The Republican Party is increasingly embracing the policies of Obamacare, even if they still don’t like the word.
Last week I pointed out that despite all the continued heated rhetoric surrounding health care, lots of people who don’t like the word “Obamacare” or president Obama are none the less signing up for the law. More evidence appeared this week in the form of a new health care proposal rolled out by Republican senators Tom Coburn, Richard Burr, and Orrin Hatch.
The new Republican plan contains references to “repealing Obamacare” of course, but here’s the interesting part, their replacement contains many of Obamacare’s major policy features.
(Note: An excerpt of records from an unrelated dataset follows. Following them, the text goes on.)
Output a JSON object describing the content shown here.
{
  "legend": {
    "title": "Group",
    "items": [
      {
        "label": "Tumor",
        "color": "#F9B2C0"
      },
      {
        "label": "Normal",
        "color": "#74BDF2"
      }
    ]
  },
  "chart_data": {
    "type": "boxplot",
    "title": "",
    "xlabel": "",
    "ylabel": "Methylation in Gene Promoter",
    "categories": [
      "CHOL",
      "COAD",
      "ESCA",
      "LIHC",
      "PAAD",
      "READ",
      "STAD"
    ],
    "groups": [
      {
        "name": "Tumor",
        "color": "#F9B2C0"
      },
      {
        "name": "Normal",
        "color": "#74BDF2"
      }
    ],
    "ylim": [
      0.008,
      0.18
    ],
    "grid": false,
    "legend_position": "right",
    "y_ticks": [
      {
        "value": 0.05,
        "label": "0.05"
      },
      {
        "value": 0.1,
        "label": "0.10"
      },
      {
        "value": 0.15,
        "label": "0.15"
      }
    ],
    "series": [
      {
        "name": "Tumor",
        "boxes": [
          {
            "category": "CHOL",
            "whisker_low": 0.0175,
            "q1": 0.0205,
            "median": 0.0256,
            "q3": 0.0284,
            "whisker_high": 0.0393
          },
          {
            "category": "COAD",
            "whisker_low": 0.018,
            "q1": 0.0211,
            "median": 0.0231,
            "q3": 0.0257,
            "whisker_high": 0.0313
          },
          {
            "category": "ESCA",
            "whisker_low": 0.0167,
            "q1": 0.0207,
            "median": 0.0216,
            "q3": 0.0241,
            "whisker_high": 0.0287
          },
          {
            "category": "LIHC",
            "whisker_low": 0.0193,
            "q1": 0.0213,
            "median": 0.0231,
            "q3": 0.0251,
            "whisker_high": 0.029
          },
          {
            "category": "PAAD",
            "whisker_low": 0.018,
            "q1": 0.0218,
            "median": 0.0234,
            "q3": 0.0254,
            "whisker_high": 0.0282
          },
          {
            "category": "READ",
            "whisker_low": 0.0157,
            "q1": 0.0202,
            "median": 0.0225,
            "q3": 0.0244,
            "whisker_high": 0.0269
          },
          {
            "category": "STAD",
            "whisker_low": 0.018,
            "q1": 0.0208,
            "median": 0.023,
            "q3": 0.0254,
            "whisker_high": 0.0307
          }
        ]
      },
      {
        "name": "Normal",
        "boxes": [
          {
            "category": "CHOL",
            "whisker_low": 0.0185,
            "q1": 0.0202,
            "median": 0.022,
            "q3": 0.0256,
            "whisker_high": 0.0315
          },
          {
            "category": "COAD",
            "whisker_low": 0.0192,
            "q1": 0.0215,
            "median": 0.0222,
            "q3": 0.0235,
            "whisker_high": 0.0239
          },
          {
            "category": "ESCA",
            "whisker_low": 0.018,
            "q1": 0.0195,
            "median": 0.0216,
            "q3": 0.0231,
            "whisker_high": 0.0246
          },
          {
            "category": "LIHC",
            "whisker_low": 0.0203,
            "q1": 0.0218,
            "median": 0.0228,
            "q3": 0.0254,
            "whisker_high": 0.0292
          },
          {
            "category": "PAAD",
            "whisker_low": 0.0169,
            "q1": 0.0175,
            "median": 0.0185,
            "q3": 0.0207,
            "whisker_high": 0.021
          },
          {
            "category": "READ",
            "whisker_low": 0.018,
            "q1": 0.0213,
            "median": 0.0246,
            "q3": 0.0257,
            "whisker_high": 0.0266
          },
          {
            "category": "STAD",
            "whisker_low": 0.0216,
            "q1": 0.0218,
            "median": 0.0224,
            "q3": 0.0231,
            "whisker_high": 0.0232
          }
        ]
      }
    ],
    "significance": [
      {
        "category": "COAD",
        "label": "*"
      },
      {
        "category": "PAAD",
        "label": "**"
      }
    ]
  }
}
As Slate’s Matt Yglesias put it:
Of course, in its official operations the way the bill works is to first repeal Obamacare and then replace it with a new law that happens to retain some of Obamacare’s most popular features. For example, “insurers would be barred from imposing lifetime limits on medical claims and required to allow individuals to remain on their parents’ policies until the age of 26.” And rather than eliminate the Affordable Care Act’s restrictions on insurers charging older people higher premiums than younger people, the senators would simply make the restrictions a bit less strict. And while Coburn/Burr/Hatch don’t want to altogether ban insurers from refusing to cover people with pre-existing conditions, they “would require insurers to offer coverage to anybody who has applied as long as they have maintained continuous coverage, regardless of whether they are switching health plans or shifting from employer-based health care to the individual market.”
In other words, rather than scrapping the main pillars of the Affordable Care Act entirely, they would partially roll them back.
Now let me be clear here, conservatives and GOP politicians will still be embracing the rhetoric of repeal for quite some time and few if any will announce they’ve changed their minds and embrace they term “Obamacare” in the near future. But at the same time more and more Republican politicians will embrace the policy features of Obamacare, although they may want to change the details about features, regardless of what rhetorical stances they take. Hence why mainstreamed conservatives like Tom Coburn are embracing major facets of the president’s health care law when it comes to things like the system of lifetime caps under the old system.
Since the Obamacare system is now very much the status quo, future battles will be about changing that status quo, going back to the old system circa 2009 is pretty much impossible, and quite frankly it has been for quite some time.